El Real Madrid estuvo muy cerca de conquistar una nueva Euroliga, pero terminó cayendo por 92-85 frente a Olympiacos en una final marcada por la tensión, el desgaste físico y varias decisiones polémicas en los minutos decisivos.
El conjunto blanco compitió hasta el último instante en Atenas y llegó con opciones reales de empatar el encuentro, aunque un triple fallado por Andrés Feliz terminó cerrando las puertas del título.
El Madrid resistió ante uno de los favoritos
El equipo dirigido por Sergio Scariolo arrancó el partido con enorme intensidad defensiva y consiguió incomodar desde el inicio a las principales figuras griegas.
Sin embargo, Olympiacos respondió gracias al acierto ofensivo de Lyles y posteriormente de Evan Fournier, quien cambió el ritmo del encuentro con varios ataques decisivos.

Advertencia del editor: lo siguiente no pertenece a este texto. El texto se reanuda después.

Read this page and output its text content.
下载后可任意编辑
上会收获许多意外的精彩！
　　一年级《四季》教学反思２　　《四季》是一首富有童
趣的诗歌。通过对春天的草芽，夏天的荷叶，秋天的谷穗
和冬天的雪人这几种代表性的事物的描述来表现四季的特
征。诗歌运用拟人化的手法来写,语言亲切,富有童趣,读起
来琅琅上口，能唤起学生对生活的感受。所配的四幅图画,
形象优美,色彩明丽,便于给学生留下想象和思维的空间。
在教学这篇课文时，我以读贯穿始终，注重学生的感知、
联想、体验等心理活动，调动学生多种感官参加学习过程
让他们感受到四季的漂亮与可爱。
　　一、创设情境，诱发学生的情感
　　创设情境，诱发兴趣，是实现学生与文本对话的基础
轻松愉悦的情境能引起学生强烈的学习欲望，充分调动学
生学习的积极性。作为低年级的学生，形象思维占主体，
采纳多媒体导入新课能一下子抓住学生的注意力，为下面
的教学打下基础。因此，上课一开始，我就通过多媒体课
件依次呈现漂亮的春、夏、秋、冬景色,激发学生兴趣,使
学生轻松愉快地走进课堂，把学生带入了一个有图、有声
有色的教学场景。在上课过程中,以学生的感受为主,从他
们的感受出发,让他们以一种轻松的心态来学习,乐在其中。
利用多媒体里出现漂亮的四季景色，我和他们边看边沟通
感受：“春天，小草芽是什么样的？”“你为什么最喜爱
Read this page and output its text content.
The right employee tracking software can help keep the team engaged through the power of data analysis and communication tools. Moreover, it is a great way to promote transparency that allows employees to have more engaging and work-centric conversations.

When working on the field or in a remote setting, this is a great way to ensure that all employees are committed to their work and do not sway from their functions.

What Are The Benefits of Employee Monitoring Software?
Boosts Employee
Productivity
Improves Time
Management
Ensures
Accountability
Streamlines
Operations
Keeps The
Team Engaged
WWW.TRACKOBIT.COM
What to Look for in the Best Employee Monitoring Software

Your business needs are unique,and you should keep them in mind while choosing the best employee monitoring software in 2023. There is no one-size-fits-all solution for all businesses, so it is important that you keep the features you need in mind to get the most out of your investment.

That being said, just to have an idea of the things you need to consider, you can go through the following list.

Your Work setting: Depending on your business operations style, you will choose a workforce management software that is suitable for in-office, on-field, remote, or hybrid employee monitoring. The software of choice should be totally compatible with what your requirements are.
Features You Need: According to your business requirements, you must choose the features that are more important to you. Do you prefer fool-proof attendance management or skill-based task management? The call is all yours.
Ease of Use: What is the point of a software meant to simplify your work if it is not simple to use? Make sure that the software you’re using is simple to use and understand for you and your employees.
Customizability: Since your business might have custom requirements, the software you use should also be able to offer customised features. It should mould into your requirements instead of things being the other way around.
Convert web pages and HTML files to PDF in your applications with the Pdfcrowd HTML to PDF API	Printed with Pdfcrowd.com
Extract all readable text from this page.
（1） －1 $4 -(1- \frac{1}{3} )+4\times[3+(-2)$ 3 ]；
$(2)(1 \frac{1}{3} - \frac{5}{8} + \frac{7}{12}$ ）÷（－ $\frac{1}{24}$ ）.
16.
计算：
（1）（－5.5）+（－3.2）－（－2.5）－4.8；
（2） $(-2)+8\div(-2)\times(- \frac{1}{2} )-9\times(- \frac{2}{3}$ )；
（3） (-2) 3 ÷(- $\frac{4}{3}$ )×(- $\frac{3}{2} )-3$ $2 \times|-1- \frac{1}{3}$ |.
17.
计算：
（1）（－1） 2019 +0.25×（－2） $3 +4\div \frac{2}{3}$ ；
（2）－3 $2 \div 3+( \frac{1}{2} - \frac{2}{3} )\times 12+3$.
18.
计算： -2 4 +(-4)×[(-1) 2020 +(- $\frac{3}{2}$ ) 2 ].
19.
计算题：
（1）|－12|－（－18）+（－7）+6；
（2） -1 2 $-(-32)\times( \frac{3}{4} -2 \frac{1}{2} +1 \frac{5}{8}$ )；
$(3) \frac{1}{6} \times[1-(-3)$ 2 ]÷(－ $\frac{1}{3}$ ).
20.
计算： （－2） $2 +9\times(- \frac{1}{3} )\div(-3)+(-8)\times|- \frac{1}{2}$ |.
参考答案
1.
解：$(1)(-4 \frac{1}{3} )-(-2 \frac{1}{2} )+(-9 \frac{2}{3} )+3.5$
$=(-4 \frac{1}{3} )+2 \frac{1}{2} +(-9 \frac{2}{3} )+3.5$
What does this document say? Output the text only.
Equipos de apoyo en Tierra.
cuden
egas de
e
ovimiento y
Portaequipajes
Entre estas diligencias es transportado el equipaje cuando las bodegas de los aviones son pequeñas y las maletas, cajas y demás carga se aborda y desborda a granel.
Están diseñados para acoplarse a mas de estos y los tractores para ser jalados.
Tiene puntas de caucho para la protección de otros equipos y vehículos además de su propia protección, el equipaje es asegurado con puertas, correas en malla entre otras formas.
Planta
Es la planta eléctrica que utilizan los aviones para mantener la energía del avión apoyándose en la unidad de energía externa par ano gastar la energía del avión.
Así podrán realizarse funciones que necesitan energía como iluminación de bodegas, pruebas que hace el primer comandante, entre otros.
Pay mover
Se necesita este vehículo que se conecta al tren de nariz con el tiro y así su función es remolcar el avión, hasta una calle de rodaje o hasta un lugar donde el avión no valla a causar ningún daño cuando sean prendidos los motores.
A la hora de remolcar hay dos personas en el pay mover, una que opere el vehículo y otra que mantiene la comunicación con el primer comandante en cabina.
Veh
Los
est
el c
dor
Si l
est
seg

A pesar de las dificultades ofensivas, el Madrid logró mantenerse dentro del partido gracias al trabajo defensivo de Andrés Feliz y la aparición de jugadores como Hezonja y Abalde.
Scariolo apostó por una rotación corta
Uno de los temas más comentados tras la final fue la gestión de minutos por parte de Sergio Scariolo.
El técnico italiano redujo mucho la rotación durante el encuentro y varios jugadores importantes terminaron claramente agotados en el tramo final.
Mientras Olympiacos fue creciendo físicamente con el paso de los minutos, el Real Madrid perdió velocidad, frescura y capacidad para atacar el aro rival.
Además, algunos referentes ofensivos del conjunto blanco tuvieron una noche complicada desde el perímetro. Campazzo, Deck y Okeke terminaron el partido sin acierto en triples.
Andrés Feliz tuvo el empate en sus manos
Con el marcador todavía abierto en los últimos segundos, Andrés Feliz dispuso de un lanzamiento exterior que habría igualado el partido.
El base dominicano, que realizó un enorme esfuerzo físico durante toda la final, no consiguió convertir el triple y Olympiacos aseguró definitivamente la victoria.
Pese a la derrota, el Madrid mostró carácter competitivo hasta el final y dejó una imagen muy sólida durante toda la Final Four.
Las decisiones arbitrales generaron polémica
La actuación arbitral también se convirtió en uno de los temas más discutidos tras el partido.
Aunque el encuentro se desarrolló con normalidad durante gran parte de la final, varias decisiones en los minutos finales provocaron molestias dentro del entorno madridista.
Algunas acciones revisadas por el videoarbitraje terminaron favoreciendo al equipo griego y aumentaron la sensación de frustración en el lado blanco.
Aun así, Olympiacos logró aprovechar mejor los momentos decisivos y terminó levantando el trofeo europeo después de una final muy igualada.